Gemma 4 26B-A4B - TurboQuant MLX 4-bit
4-bit weight-quantized MLX version of google/gemma-4-26B-A4B with TurboQuant KV-cache quantization. Optimized for Apple Silicon inference via the MLX framework. A good balance between model quality and memory efficiency. Only 4B parameters are active per token despite 26B total, making this model significantly more efficient at inference time than its parameter count suggests.

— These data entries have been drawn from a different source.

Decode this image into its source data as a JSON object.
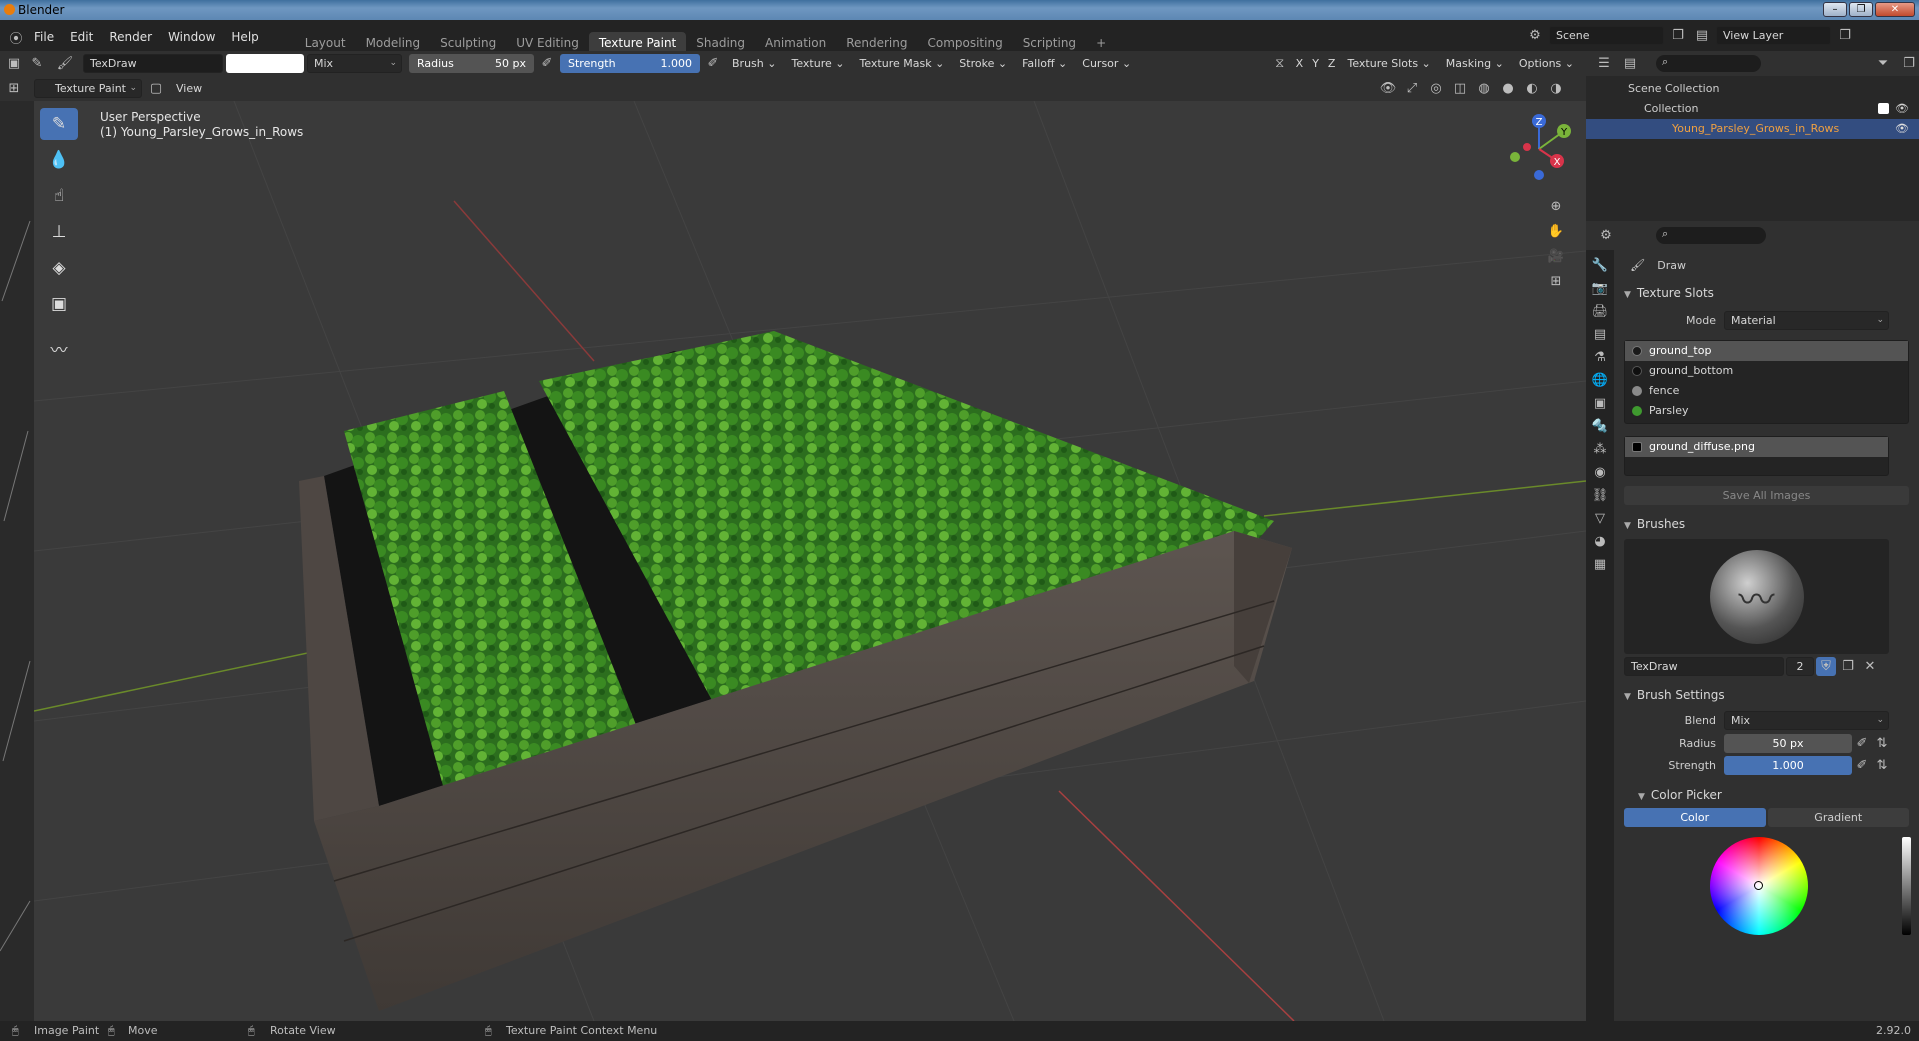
{
  "window": {
    "title": "Blender",
    "controls": [
      "–",
      "❐",
      "✕"
    ]
  },
  "menu": [
    "File",
    "Edit",
    "Render",
    "Window",
    "Help"
  ],
  "workspaces": [
    "Layout",
    "Modeling",
    "Sculpting",
    "UV Editing",
    "Texture Paint",
    "Shading",
    "Animation",
    "Rendering",
    "Compositing",
    "Scripting"
  ],
  "active_workspace": "Texture Paint",
  "add_workspace": "+",
  "scene": "Scene",
  "view_layer": "View Layer",
  "tool_header": {
    "brush_name": "TexDraw",
    "blend": "Mix",
    "radius_label": "Radius",
    "radius_value": "50 px",
    "strength_label": "Strength",
    "strength_value": "1.000",
    "strength_fraction": 1.0,
    "menus": [
      "Brush",
      "Texture",
      "Texture Mask",
      "Stroke",
      "Falloff",
      "Cursor"
    ],
    "axes": [
      "X",
      "Y",
      "Z"
    ],
    "right_menus": [
      "Texture Slots",
      "Masking",
      "Options"
    ]
  },
  "mode_header": {
    "mode": "Texture Paint",
    "view": "View"
  },
  "viewport": {
    "perspective": "User Perspective",
    "object": "(1) Young_Parsley_Grows_in_Rows",
    "gizmo": {
      "z": "Z",
      "y": "Y",
      "x": "X"
    }
  },
  "outliner": {
    "root": "Scene Collection",
    "collection": "Collection",
    "object": "Young_Parsley_Grows_in_Rows"
  },
  "properties": {
    "tool_name": "Draw",
    "texture_slots": {
      "title": "Texture Slots",
      "mode_label": "Mode",
      "mode": "Material",
      "materials": [
        {
          "name": "ground_top",
          "color": "#1a1a1a"
        },
        {
          "name": "ground_bottom",
          "color": "#0f0f0f"
        },
        {
          "name": "fence",
          "color": "#8a8a8a"
        },
        {
          "name": "Parsley",
          "color": "#3f9a2f"
        }
      ],
      "image": "ground_diffuse.png",
      "save_all": "Save All Images"
    },
    "brushes": {
      "title": "Brushes",
      "name": "TexDraw",
      "users": "2"
    },
    "brush_settings": {
      "title": "Brush Settings",
      "blend_label": "Blend",
      "blend": "Mix",
      "radius_label": "Radius",
      "radius": "50 px",
      "strength_label": "Strength",
      "strength": "1.000"
    },
    "color_picker": {
      "title": "Color Picker",
      "tabs": [
        "Color",
        "Gradient"
      ]
    }
  },
  "status": {
    "left1": "Image Paint",
    "left2": "Move",
    "mid": "Rotate View",
    "context": "Texture Paint Context Menu",
    "version": "2.92.0"
  },
  "colors": {
    "accent": "#4772b3",
    "panel": "#303030",
    "viewport": "#3a3a3a"
  }
}
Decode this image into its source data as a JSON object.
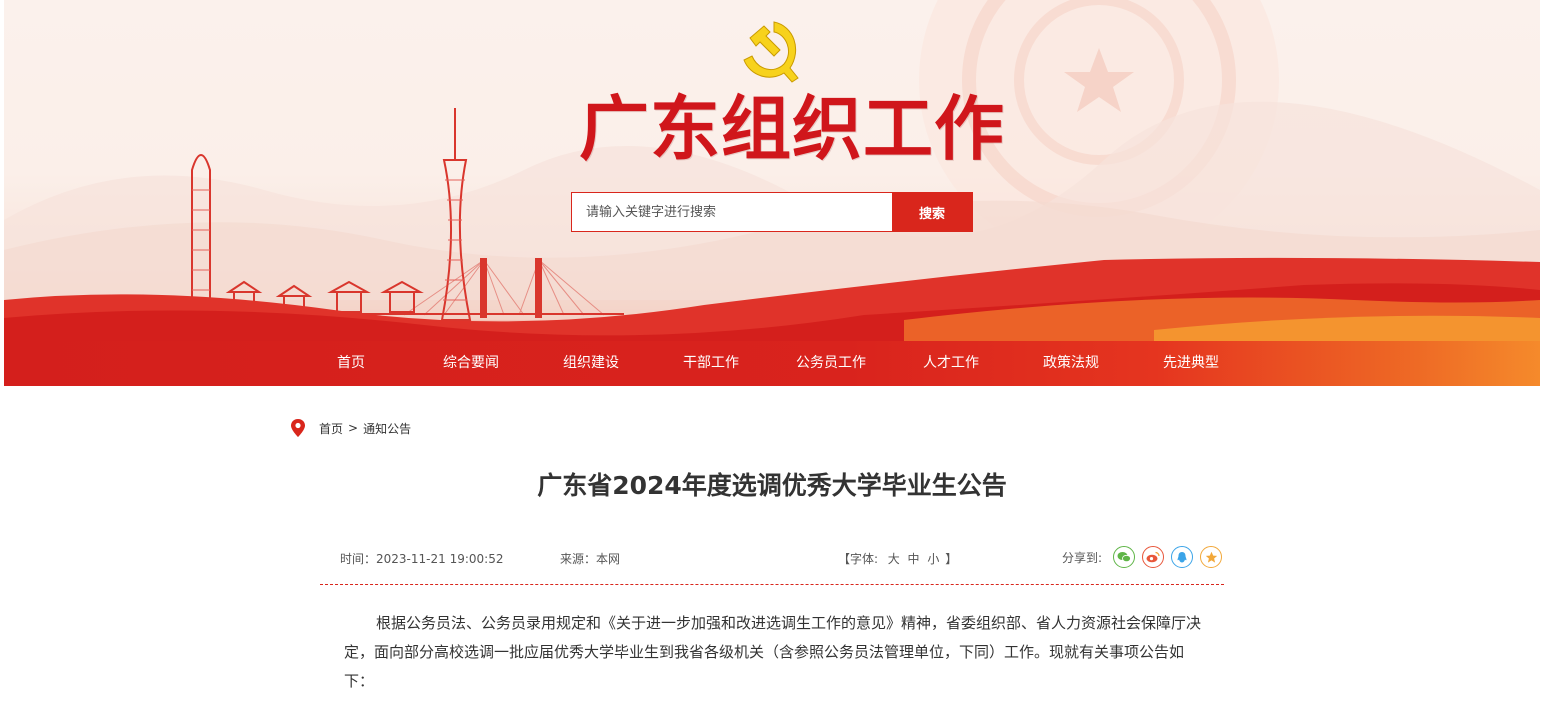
{
  "header": {
    "site_title": "广东组织工作",
    "search": {
      "placeholder": "请输入关键字进行搜索",
      "button_label": "搜索"
    }
  },
  "nav": {
    "items": [
      {
        "label": "首页"
      },
      {
        "label": "综合要闻"
      },
      {
        "label": "组织建设"
      },
      {
        "label": "干部工作"
      },
      {
        "label": "公务员工作"
      },
      {
        "label": "人才工作"
      },
      {
        "label": "政策法规"
      },
      {
        "label": "先进典型"
      }
    ]
  },
  "breadcrumb": {
    "home": "首页",
    "separator": ">",
    "current": "通知公告"
  },
  "article": {
    "title": "广东省2024年度选调优秀大学毕业生公告",
    "time_label": "时间：",
    "time": "2023-11-21 19:00:52",
    "source_label": "来源：",
    "source": "本网",
    "font_size": {
      "open": "【字体:",
      "large": "大",
      "medium": "中",
      "small": "小",
      "close": "】"
    },
    "share_label": "分享到:",
    "share_icons": [
      "wechat-icon",
      "weibo-icon",
      "qq-icon",
      "qzone-icon"
    ],
    "body": "根据公务员法、公务员录用规定和《关于进一步加强和改进选调生工作的意见》精神，省委组织部、省人力资源社会保障厅决定，面向部分高校选调一批应届优秀大学毕业生到我省各级机关（含参照公务员法管理单位，下同）工作。现就有关事项公告如下："
  },
  "colors": {
    "brand_red": "#d9261c",
    "title_red": "#d0161b",
    "nav_orange": "#f58a2b"
  }
}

Approximate model size: ~14 GB
Model Specifications
| Property | Value |
|---|---|
| Base Model | google/gemma-4-26B-A4B |
| Parameters | 26 billion total (4 billion active per token) |
| Architecture | Mixture-of-Experts (MoE) (4B active per token) |
| Modality | Multimodal: image + text input, text output |
| License | Apache 2.0 |
| Weight Quantization | 4-bit (~14 GB) |
| KV-Cache Quantization | TurboQuant |
| Framework | MLX (Apple Silicon) |
Quickstart
import mlx.core as mx
from mlx_lm import load, generate
model, tokenizer = load("majentik/gemma-4-26B-A4B-TurboQuant-MLX-4bit")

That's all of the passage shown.